Ninguém, no entanto, tocou um dedo sequer nos policiais que ali se encontravam. Ao contrário, foram protegidos e até agradecidos por terem aberto espaço. O exército, com carros tanques e jatos d’água, interveio, mas acabaram recuando. Atenderam ao clamor popular de se afastarem para que a justiça efetivamente fosse feita.

O céu ficou coalhado de helicópteros que filmavam a barbárie. Um jornalista em terra flagrou um grupo de presidiários, cerca de oito, que fugiam pelos fundos das instalações. Desesperados, correram para a avenida. Com microfone em punho, o jornalista tentou obter informação de um deles:

– O que farão agora?

– Sei não. Só quero sair daqui. Esse povo tá loco, senhor. Eu só tava aqui, senhor, pagando minha pena sossegado e de repente… Ó, não dá pra falá agora não. Eles vão me matá.

– Foi preso por quê?

– Matei, senhor. Mas foi legítima defesa, tá ligado, senhor.

– E você vai fugir pra onde?

– O senhor acha que eu vou falá? Sei lá, senhor, vô me metê em algum buraco por aí e esperá o povo ficá mais calmo.

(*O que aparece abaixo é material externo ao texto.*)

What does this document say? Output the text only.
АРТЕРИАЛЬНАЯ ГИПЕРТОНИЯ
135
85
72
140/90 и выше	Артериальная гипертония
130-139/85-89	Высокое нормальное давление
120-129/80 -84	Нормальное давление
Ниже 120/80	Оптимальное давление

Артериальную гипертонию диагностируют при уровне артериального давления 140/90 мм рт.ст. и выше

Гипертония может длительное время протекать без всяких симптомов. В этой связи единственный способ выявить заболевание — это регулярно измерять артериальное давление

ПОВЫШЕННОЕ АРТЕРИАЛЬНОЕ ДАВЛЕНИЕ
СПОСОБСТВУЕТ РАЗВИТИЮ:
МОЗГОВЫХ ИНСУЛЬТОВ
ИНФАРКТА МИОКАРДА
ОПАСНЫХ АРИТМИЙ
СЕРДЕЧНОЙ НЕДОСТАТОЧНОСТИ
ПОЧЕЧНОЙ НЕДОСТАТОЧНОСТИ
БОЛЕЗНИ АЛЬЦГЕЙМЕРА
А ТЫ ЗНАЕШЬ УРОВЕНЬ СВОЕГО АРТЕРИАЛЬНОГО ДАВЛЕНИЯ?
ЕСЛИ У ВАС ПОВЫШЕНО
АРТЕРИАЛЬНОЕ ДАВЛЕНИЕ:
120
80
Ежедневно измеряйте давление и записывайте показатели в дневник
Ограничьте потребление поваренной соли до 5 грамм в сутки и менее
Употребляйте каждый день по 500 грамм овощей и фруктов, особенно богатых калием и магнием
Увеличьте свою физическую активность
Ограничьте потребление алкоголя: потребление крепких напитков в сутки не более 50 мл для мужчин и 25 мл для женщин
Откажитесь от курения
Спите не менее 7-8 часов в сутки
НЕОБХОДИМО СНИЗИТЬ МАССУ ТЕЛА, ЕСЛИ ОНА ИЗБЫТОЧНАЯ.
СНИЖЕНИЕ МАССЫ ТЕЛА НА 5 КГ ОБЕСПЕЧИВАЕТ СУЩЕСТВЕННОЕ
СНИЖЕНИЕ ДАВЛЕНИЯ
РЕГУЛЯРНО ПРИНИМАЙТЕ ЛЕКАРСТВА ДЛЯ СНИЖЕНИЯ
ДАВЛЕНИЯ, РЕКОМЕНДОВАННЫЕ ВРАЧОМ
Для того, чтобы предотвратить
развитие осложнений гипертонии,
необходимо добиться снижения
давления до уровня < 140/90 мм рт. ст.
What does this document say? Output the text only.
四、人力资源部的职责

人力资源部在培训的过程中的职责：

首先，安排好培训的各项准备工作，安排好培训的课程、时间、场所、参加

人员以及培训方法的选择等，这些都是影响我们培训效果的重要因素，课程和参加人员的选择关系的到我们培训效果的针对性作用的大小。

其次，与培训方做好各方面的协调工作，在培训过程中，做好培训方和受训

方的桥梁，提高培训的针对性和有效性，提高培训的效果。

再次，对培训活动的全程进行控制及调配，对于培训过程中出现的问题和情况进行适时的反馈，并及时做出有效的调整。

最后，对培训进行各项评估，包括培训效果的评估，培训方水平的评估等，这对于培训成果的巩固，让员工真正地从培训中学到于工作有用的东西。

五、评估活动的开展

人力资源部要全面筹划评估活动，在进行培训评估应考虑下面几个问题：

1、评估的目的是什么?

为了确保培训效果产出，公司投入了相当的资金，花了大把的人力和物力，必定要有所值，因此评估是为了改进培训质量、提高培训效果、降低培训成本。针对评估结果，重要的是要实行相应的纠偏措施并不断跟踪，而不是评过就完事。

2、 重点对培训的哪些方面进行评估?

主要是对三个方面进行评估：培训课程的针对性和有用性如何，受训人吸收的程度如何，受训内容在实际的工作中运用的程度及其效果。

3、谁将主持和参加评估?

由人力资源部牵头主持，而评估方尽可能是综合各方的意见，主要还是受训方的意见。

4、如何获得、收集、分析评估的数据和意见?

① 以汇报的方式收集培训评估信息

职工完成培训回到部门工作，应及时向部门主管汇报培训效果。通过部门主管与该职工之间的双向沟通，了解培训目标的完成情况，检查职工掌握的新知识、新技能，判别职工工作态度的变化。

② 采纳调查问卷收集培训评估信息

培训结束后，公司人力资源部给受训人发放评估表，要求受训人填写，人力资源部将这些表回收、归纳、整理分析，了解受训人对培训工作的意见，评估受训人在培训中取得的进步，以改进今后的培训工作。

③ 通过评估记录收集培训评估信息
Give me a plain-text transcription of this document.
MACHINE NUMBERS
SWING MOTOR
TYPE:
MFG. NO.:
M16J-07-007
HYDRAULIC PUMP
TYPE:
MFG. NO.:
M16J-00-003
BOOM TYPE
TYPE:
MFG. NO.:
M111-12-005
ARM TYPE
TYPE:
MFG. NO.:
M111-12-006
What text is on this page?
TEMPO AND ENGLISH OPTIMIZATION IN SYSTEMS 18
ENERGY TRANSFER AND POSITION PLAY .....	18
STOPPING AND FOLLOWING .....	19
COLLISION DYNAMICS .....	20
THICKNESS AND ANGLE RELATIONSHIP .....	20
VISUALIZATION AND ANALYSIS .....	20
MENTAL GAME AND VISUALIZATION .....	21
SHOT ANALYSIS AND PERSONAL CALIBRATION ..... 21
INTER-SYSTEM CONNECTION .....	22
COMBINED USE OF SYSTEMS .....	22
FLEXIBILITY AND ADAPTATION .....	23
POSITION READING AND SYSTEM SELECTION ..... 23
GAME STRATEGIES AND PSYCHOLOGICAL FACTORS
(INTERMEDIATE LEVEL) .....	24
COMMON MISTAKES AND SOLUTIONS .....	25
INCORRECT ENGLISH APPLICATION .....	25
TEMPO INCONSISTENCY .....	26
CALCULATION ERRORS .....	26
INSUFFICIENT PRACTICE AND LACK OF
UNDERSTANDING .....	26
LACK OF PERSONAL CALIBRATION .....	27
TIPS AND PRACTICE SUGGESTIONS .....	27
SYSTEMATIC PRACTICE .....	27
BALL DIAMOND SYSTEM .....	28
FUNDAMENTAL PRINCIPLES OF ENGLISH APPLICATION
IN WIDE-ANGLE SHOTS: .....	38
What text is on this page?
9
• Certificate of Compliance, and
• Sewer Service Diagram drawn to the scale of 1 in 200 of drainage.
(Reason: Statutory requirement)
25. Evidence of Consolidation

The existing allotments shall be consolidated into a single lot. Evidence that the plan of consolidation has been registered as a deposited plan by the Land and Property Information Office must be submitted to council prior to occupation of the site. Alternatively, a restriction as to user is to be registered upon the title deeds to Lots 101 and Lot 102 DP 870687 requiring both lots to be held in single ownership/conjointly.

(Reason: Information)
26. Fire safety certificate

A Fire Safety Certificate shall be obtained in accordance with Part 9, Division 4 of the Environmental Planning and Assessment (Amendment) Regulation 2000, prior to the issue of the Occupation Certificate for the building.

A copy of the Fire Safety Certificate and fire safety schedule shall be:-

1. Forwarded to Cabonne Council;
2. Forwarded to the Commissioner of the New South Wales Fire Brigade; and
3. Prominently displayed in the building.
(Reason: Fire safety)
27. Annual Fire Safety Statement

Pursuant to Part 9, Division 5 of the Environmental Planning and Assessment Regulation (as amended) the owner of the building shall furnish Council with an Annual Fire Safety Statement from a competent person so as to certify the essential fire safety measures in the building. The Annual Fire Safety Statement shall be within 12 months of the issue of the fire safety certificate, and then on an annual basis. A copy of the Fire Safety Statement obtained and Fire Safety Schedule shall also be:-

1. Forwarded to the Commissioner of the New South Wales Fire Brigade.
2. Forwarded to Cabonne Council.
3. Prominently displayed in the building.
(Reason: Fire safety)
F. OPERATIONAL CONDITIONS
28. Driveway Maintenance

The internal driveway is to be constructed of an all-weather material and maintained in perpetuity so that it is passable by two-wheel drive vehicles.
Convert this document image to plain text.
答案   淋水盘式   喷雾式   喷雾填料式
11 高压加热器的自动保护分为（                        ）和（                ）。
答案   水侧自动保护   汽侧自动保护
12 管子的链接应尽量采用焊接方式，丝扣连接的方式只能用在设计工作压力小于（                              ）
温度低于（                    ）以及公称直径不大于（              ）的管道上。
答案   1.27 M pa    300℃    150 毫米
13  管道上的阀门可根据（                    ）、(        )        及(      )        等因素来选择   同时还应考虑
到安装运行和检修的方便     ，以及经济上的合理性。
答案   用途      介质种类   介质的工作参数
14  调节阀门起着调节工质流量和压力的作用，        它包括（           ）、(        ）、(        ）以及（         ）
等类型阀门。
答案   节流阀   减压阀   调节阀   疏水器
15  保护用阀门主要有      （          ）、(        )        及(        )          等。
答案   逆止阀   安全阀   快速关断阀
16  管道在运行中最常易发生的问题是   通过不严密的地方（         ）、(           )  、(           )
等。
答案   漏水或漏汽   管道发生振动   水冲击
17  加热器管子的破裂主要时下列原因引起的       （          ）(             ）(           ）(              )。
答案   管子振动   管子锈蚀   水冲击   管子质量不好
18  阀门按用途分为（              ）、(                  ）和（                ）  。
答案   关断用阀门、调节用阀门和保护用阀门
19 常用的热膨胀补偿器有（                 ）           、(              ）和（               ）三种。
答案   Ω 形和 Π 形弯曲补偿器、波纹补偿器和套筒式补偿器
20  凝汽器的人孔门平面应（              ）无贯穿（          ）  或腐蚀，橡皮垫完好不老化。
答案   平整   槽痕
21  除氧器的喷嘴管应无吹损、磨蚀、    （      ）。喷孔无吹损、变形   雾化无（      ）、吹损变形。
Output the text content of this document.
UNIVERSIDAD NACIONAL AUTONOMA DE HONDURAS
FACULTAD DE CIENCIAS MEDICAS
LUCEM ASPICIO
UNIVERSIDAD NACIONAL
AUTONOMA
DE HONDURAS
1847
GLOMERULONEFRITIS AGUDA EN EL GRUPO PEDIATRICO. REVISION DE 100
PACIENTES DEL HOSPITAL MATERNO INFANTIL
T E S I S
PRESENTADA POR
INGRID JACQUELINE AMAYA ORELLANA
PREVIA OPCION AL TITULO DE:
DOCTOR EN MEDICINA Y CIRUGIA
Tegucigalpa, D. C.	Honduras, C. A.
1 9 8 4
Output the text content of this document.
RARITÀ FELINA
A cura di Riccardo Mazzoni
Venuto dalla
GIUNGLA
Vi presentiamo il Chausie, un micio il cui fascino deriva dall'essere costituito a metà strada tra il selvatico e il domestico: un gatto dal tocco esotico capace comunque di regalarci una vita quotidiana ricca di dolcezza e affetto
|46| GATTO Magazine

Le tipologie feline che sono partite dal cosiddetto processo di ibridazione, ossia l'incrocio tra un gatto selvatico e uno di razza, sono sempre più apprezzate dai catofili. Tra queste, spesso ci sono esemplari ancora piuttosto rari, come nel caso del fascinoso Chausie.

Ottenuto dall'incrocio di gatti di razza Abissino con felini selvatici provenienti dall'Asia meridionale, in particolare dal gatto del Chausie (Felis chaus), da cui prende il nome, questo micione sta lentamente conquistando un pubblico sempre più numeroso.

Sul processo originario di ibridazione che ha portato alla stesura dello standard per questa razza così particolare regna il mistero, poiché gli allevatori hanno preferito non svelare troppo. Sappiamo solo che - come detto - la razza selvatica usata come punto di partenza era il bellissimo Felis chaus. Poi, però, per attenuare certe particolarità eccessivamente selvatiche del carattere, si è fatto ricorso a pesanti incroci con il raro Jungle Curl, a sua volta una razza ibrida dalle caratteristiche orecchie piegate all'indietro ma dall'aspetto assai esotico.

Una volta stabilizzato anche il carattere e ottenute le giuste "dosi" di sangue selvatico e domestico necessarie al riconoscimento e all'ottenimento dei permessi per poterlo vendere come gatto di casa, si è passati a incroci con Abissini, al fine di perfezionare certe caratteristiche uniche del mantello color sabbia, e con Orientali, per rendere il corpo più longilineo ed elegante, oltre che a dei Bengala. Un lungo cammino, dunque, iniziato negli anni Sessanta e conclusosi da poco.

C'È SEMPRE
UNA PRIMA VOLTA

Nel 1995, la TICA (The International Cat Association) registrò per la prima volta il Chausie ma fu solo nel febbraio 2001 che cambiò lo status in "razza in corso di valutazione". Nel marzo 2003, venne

Neste mesmo instante, manifestantes viram o preso e rapidamente o cercaram. Em poucos segundos foi dilacerado como um animal atacado por um cardume de piranhas. O jornalista entrou em choque ao presenciar a cena.

Depois de aproximadamente oito horas de carnificina, já não existia mais um preso sequer para contar a história. Funcionários e policiais foram poupados.

As imagens correram o mundo. E isso gerou um profundo silêncio dos políticos e até mesmo dos Direitos Humanos. Ninguém teria coragem de contradizer um movimento que viera espontaneamente do povo.